The Westfield Matildas are a team filled with leaders. The nominal kind in captain Sam Kerr and vice captain Steph Catley and those who show their leadership in other ways.
There’s Lydia Williams barking instructions from the back while advocating as a young indigenous leader or Clare Polkinghorne marshalling her defence while mentoring a new generation of footballers at local and international level.
These leadership qualities have made the team an admired and respected group of women. They are role models for a variety of people not only for their exploits on the field but for the people they are off it. They’re a group who stand up for what they believe in and fight for what is right.
At stadiums and local pitches and in backyards across the country, the Westfield Matildas have earned more admirers as more people have tuned in and fallen in love with this team.
Young kids wear shirts with ‘Kerr 20’ emblazoned on their backs. Local footballers try to channel their inner Caitlin Foord, or Alanna Kennedy, or Tameka Yallop – depending on where they play.
But on this International Women's Day, who do the Westfield Matildas admire?

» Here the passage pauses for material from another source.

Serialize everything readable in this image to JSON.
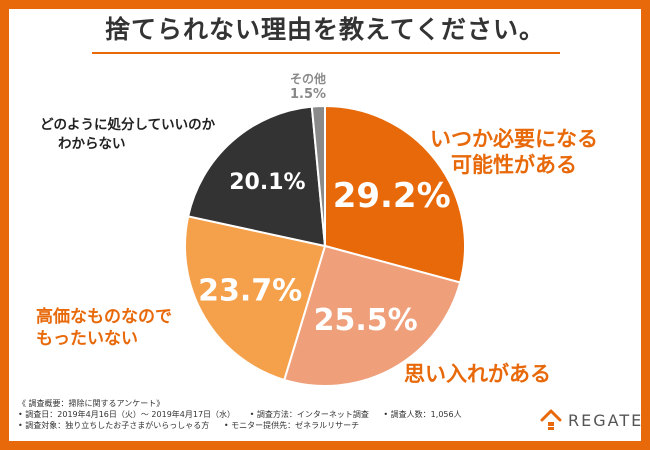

The team selected women who exhibit many of the same traits they do even if the settings are very different. From the football pitch to the tennis court Karly Roestbakken admires Australian Open winner Naomi Osaka.
“I think at the moment it’s hard not to say Naomi Osaka. She’s killing it as an athlete and with everything going on in the world she has really stood out and fought for what is right.” Roestbakken said.
It’s unsurprising that the women the team admire for being strong leaders are actual leaders in the political space. Some women were close to home.
Ellie Carpenter picked NSW Premier Gladys Berejiklian. “I think she is such a strong woman and dominant in her field.” Carpenter said.
“She is respected by all and I think she is the prime example of leadership for me. I think she’s great at her job!”
Others were more international. Two names popped up more frequently than any others: Michelle Obama and Jacinda Ardern.
For the likes of Sam Kerr and Aivi Luik, Michelle Obama is incredibly inspiring.
“I admire Michelle Obama because of what she stands for.” Luik said.
“She advocates for social rights and community well-being, is educated and respectful and has a great way of inspiring others.”
Lydia Williams agreed that Michelle Obama has always been an inspiration: “her story from how she grew up, to her career, her time as First Lady and ultimately her life now. There have been many struggles and victories during her life and she’s still inspiring so many.”
The other political leader hails from across the ditch. For Steph Catley, Alanna Kennedy, and others, Jacinda Ardern is the leader they most admire.
“She is confident, intelligent, stands for all things good in the world and leads with compassion.” Kennedy said.
Jenna McCormick loves “how she leads through the way she speaks and deals with people.” Elise Kellond-Knight echoed those sentiments, labelling Ardern “an inspiring leader who has authentic principles and is a great communicator.”